I totally agree with "you get what you pay for" but when you go 2-3 weeks without work, you're pretty much forced to srop the 100-110/tread on the next phone call....
only been in the business for 6 years(3 on my own) but have done floors in 1.5-5 mill $ homes.... so as far as return customers or refferals, i can't really rely on that too much...


----------



## KG007 (Oct 23, 2009)

*I feel your pain*

Trust me, a lot of us feel your pain with so few jobs that people are doing. At $95 a step for everything are you coming out okay? I'm seeing people on here saying they are quoting at cost and being undercut by 50%. I can go broke just sitting here, I don't need to go broke faster by doing it below cost. Our trouble is a) not enough people even considering doing something, but also, b) everyone who is considering it seems to say " in the spring... or summer ... or sometime..."

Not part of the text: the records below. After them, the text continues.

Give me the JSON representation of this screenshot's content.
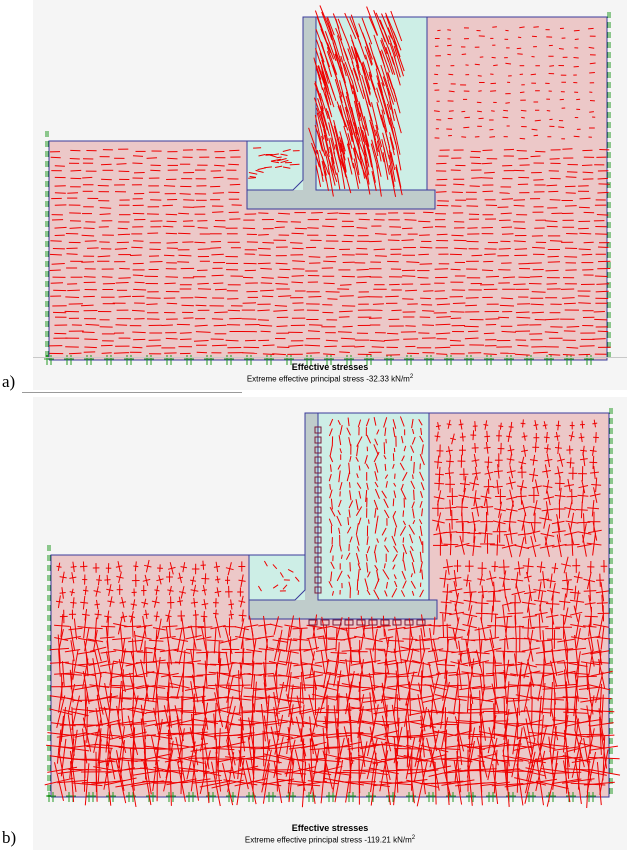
{
  "colors": {
    "soil": "#ecc8c8",
    "structure": "#cdeee6",
    "concrete": "#bfcccb",
    "outline": "#3a3a9a",
    "vector": "#ee0000",
    "support": "#229922"
  },
  "panels": [
    {
      "label": "a)",
      "title": "Effective stresses",
      "subtitle_prefix": "Extreme effective principal stress -32.33 kN/m",
      "subtitle_sup": "2"
    },
    {
      "label": "b)",
      "title": "Effective stresses",
      "subtitle_prefix": "Extreme effective principal stress -119.21 kN/m",
      "subtitle_sup": "2"
    }
  ]
}
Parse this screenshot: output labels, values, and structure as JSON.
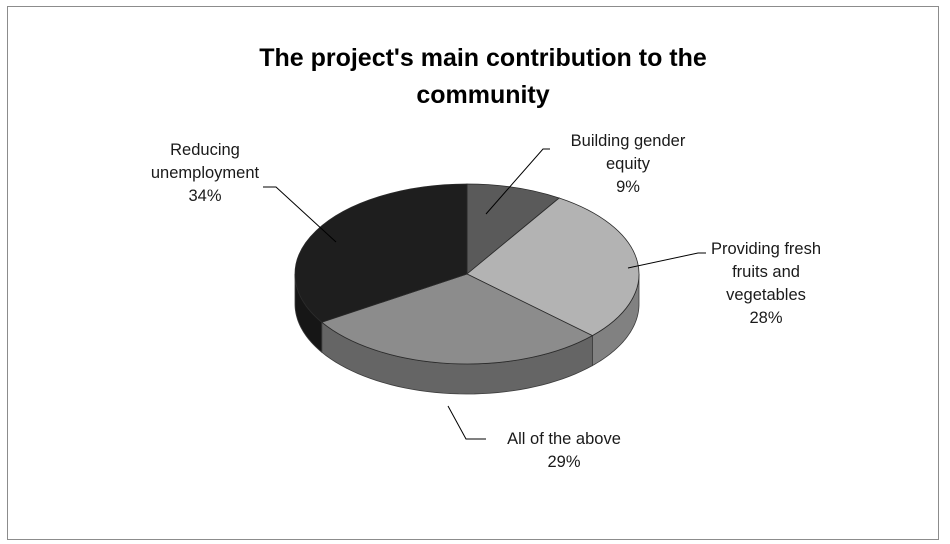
{
  "chart_data": {
    "type": "pie",
    "title": "The project's main contribution to the community",
    "title_lines": [
      "The project's main contribution to the",
      "community"
    ],
    "slices": [
      {
        "label": "Building gender equity",
        "label_lines": [
          "Building gender",
          "equity"
        ],
        "pct_label": "9%",
        "value": 9,
        "color": "#5a5a5a"
      },
      {
        "label": "Providing fresh fruits and vegetables",
        "label_lines": [
          "Providing fresh",
          "fruits and",
          "vegetables"
        ],
        "pct_label": "28%",
        "value": 28,
        "color": "#b3b3b3"
      },
      {
        "label": "All of the above",
        "label_lines": [
          "All of the above"
        ],
        "pct_label": "29%",
        "value": 29,
        "color": "#8c8c8c"
      },
      {
        "label": "Reducing unemployment",
        "label_lines": [
          "Reducing",
          "unemployment"
        ],
        "pct_label": "34%",
        "value": 34,
        "color": "#1e1e1e"
      }
    ],
    "style": "3d-pie",
    "legend": "none"
  }
}
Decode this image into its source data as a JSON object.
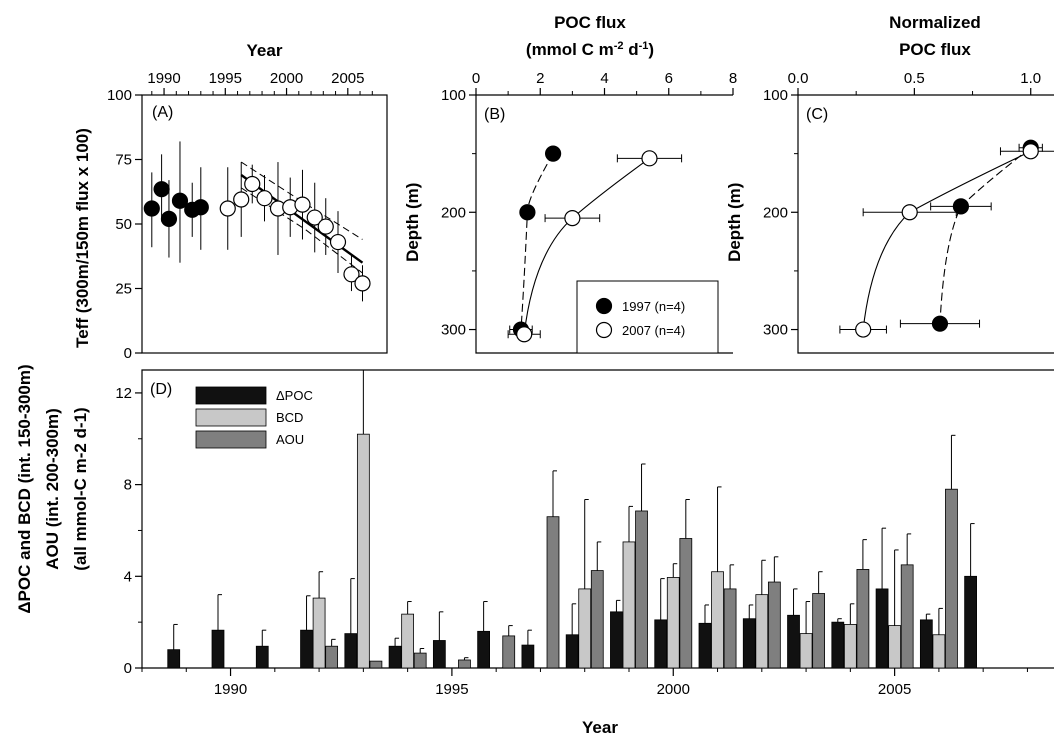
{
  "chart_data": [
    {
      "panel": "(A)",
      "type": "scatter",
      "xlabel": "Year",
      "ylabel": "Teff (300m/150m flux x 100)",
      "xlim": [
        1988.2,
        2008.2
      ],
      "ylim": [
        0,
        100
      ],
      "x_ticks": [
        1990,
        1995,
        2000,
        2005
      ],
      "y_ticks": [
        0,
        25,
        50,
        75,
        100
      ],
      "series": [
        {
          "name": "",
          "marker": "filled",
          "points": [
            {
              "x": 1989.0,
              "y": 56,
              "lo": 41,
              "hi": 70
            },
            {
              "x": 1989.8,
              "y": 63.5,
              "lo": 51,
              "hi": 77
            },
            {
              "x": 1990.4,
              "y": 52,
              "lo": 37,
              "hi": 67
            },
            {
              "x": 1991.3,
              "y": 59,
              "lo": 35,
              "hi": 82
            },
            {
              "x": 1992.3,
              "y": 55.5,
              "lo": 45,
              "hi": 66
            },
            {
              "x": 1993.0,
              "y": 56.5,
              "lo": 40,
              "hi": 72
            }
          ]
        },
        {
          "name": "",
          "marker": "open",
          "points": [
            {
              "x": 1995.2,
              "y": 56,
              "lo": 40,
              "hi": 72
            },
            {
              "x": 1996.3,
              "y": 59.5,
              "lo": 45,
              "hi": 74
            },
            {
              "x": 1997.2,
              "y": 65.5,
              "lo": 58,
              "hi": 73
            },
            {
              "x": 1998.2,
              "y": 60,
              "lo": 51,
              "hi": 69
            },
            {
              "x": 1999.3,
              "y": 56,
              "lo": 38,
              "hi": 74
            },
            {
              "x": 2000.3,
              "y": 56.5,
              "lo": 45,
              "hi": 68
            },
            {
              "x": 2001.3,
              "y": 57.5,
              "lo": 44,
              "hi": 71
            },
            {
              "x": 2002.3,
              "y": 52.5,
              "lo": 39,
              "hi": 66
            },
            {
              "x": 2003.2,
              "y": 49,
              "lo": 38,
              "hi": 60
            },
            {
              "x": 2004.2,
              "y": 43,
              "lo": 31,
              "hi": 55
            },
            {
              "x": 2005.3,
              "y": 30.5,
              "lo": 24,
              "hi": 38
            },
            {
              "x": 2006.2,
              "y": 27,
              "lo": 20,
              "hi": 34
            }
          ]
        }
      ],
      "trend": {
        "x1": 1996.3,
        "y1": 69,
        "x2": 2006.2,
        "y2": 35
      },
      "trend_ci_upper": [
        [
          1996.3,
          74
        ],
        [
          2001.5,
          58
        ],
        [
          2006.2,
          44
        ]
      ],
      "trend_ci_lower": [
        [
          1996.3,
          64
        ],
        [
          2001.5,
          48
        ],
        [
          2006.2,
          31
        ]
      ]
    },
    {
      "panel": "(B)",
      "type": "scatter",
      "xlabel": "POC flux",
      "xlabel_units": "(mmol C m-2 d-1)",
      "ylabel": "Depth (m)",
      "xlim": [
        0,
        8
      ],
      "ylim": [
        100,
        320
      ],
      "x_ticks": [
        0,
        2,
        4,
        6,
        8
      ],
      "y_ticks": [
        100,
        200,
        300
      ],
      "series": [
        {
          "name": "1997 (n=4)",
          "marker": "filled",
          "points": [
            {
              "x": 2.4,
              "y": 150,
              "xerr": 0
            },
            {
              "x": 1.6,
              "y": 200,
              "xerr": 0.2
            },
            {
              "x": 1.4,
              "y": 300,
              "xerr": 0.35
            }
          ]
        },
        {
          "name": "2007 (n=4)",
          "marker": "open",
          "points": [
            {
              "x": 5.4,
              "y": 154,
              "xerr": 1.0
            },
            {
              "x": 3.0,
              "y": 205,
              "xerr": 0.85
            },
            {
              "x": 1.5,
              "y": 304,
              "xerr": 0.5
            }
          ]
        }
      ]
    },
    {
      "panel": "(C)",
      "type": "scatter",
      "xlabel": "Normalized",
      "xlabel2": "POC flux",
      "ylabel": "Depth (m)",
      "xlim": [
        0,
        1.1
      ],
      "ylim": [
        100,
        320
      ],
      "x_ticks": [
        0.0,
        0.5,
        1.0
      ],
      "x_tick_labels": [
        "0.0",
        "0.5",
        "1.0"
      ],
      "y_ticks": [
        100,
        200,
        300
      ],
      "series": [
        {
          "name": "1997 (n=4)",
          "marker": "filled",
          "points": [
            {
              "x": 1.0,
              "y": 145,
              "xerr": 0.05
            },
            {
              "x": 0.7,
              "y": 195,
              "xerr": 0.13
            },
            {
              "x": 0.61,
              "y": 295,
              "xerr": 0.17
            }
          ]
        },
        {
          "name": "2007 (n=4)",
          "marker": "open",
          "points": [
            {
              "x": 1.0,
              "y": 148,
              "xerr": 0.13
            },
            {
              "x": 0.48,
              "y": 200,
              "xerr": 0.2
            },
            {
              "x": 0.28,
              "y": 300,
              "xerr": 0.1
            }
          ]
        }
      ]
    },
    {
      "panel": "(D)",
      "type": "bar",
      "xlabel": "Year",
      "ylabel_lines": [
        "ΔPOC and BCD (int. 150-300m)",
        "AOU (int. 200-300m)",
        "(all mmol-C m-2 d-1)"
      ],
      "xlim": [
        1988,
        2008.6
      ],
      "ylim": [
        0,
        13
      ],
      "x_ticks": [
        1990,
        1995,
        2000,
        2005
      ],
      "y_ticks": [
        0,
        4,
        8,
        12
      ],
      "colors": {
        "dPOC": "#111111",
        "BCD": "#c8c8c8",
        "AOU": "#7f7f7f"
      },
      "legend": [
        {
          "key": "dPOC",
          "name": "ΔPOC"
        },
        {
          "key": "BCD",
          "name": "BCD"
        },
        {
          "key": "AOU",
          "name": "AOU"
        }
      ],
      "groups": [
        {
          "x": 1989.0,
          "dPOC": 0.8,
          "dPOC_err": 1.1
        },
        {
          "x": 1990.0,
          "dPOC": 1.65,
          "dPOC_err": 1.55
        },
        {
          "x": 1991.0,
          "dPOC": 0.95,
          "dPOC_err": 0.7
        },
        {
          "x": 1992.0,
          "dPOC": 1.65,
          "dPOC_err": 1.5,
          "BCD": 3.05,
          "BCD_err": 1.15,
          "AOU": 0.95,
          "AOU_err": 0.3
        },
        {
          "x": 1993.0,
          "dPOC": 1.5,
          "dPOC_err": 2.4,
          "BCD": 10.2,
          "BCD_err": 3.0,
          "AOU": 0.3,
          "AOU_err": 0
        },
        {
          "x": 1994.0,
          "dPOC": 0.95,
          "dPOC_err": 0.35,
          "BCD": 2.35,
          "BCD_err": 0.55,
          "AOU": 0.65,
          "AOU_err": 0.2
        },
        {
          "x": 1995.0,
          "dPOC": 1.2,
          "dPOC_err": 1.25,
          "AOU": 0.35,
          "AOU_err": 0.1
        },
        {
          "x": 1996.0,
          "dPOC": 1.6,
          "dPOC_err": 1.3,
          "AOU": 1.4,
          "AOU_err": 0.45
        },
        {
          "x": 1997.0,
          "dPOC": 1.0,
          "dPOC_err": 0.65,
          "AOU": 6.6,
          "AOU_err": 2.0
        },
        {
          "x": 1998.0,
          "dPOC": 1.45,
          "dPOC_err": 1.35,
          "BCD": 3.45,
          "BCD_err": 3.9,
          "AOU": 4.25,
          "AOU_err": 1.25
        },
        {
          "x": 1999.0,
          "dPOC": 2.45,
          "dPOC_err": 0.5,
          "BCD": 5.5,
          "BCD_err": 1.55,
          "AOU": 6.85,
          "AOU_err": 2.05
        },
        {
          "x": 2000.0,
          "dPOC": 2.1,
          "dPOC_err": 1.8,
          "BCD": 3.95,
          "BCD_err": 0.6,
          "AOU": 5.65,
          "AOU_err": 1.7
        },
        {
          "x": 2001.0,
          "dPOC": 1.95,
          "dPOC_err": 0.8,
          "BCD": 4.2,
          "BCD_err": 3.7,
          "AOU": 3.45,
          "AOU_err": 1.05
        },
        {
          "x": 2002.0,
          "dPOC": 2.15,
          "dPOC_err": 0.6,
          "BCD": 3.2,
          "BCD_err": 1.5,
          "AOU": 3.75,
          "AOU_err": 1.1
        },
        {
          "x": 2003.0,
          "dPOC": 2.3,
          "dPOC_err": 1.15,
          "BCD": 1.5,
          "BCD_err": 1.4,
          "AOU": 3.25,
          "AOU_err": 0.95
        },
        {
          "x": 2004.0,
          "dPOC": 2.0,
          "dPOC_err": 0.15,
          "BCD": 1.9,
          "BCD_err": 0.9,
          "AOU": 4.3,
          "AOU_err": 1.3
        },
        {
          "x": 2005.0,
          "dPOC": 3.45,
          "dPOC_err": 2.65,
          "BCD": 1.85,
          "BCD_err": 3.3,
          "AOU": 4.5,
          "AOU_err": 1.35
        },
        {
          "x": 2006.0,
          "dPOC": 2.1,
          "dPOC_err": 0.25,
          "BCD": 1.45,
          "BCD_err": 1.15,
          "AOU": 7.8,
          "AOU_err": 2.35
        },
        {
          "x": 2007.0,
          "dPOC": 4.0,
          "dPOC_err": 2.3
        }
      ]
    }
  ]
}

But to Mrick's issue, wouldn't a complete tear out and re-do be a better result and virtually the same price as ideas that are being tossed around?


----------



## Sliverpicker73 (Dec 28, 2009)

Maybe another point to consider, depending on the current riser heights if you add 3/4 to all the threads your height from the bottom landing to the first step will be 1 1/2" higher than from the last step to the top landing, and that is definately a code violation around here


----------



## astor (Dec 19, 2008)

Sliverpicker73 said:


> Maybe another point to consider, depending on the current riser heights if you add 3/4 to all the threads your height from the bottom landing to the first step will be 1 1/2" higher than from the last step to the top landing, and that is definately a code violation around here


Good point! No matter how much the customer pays,I personally would not risk being sued, so I stick with codes. It means sometimes removing last/first 3 treads and feather out the difference and in some cases install flooring in landing-even that was not what HO asked for.


----------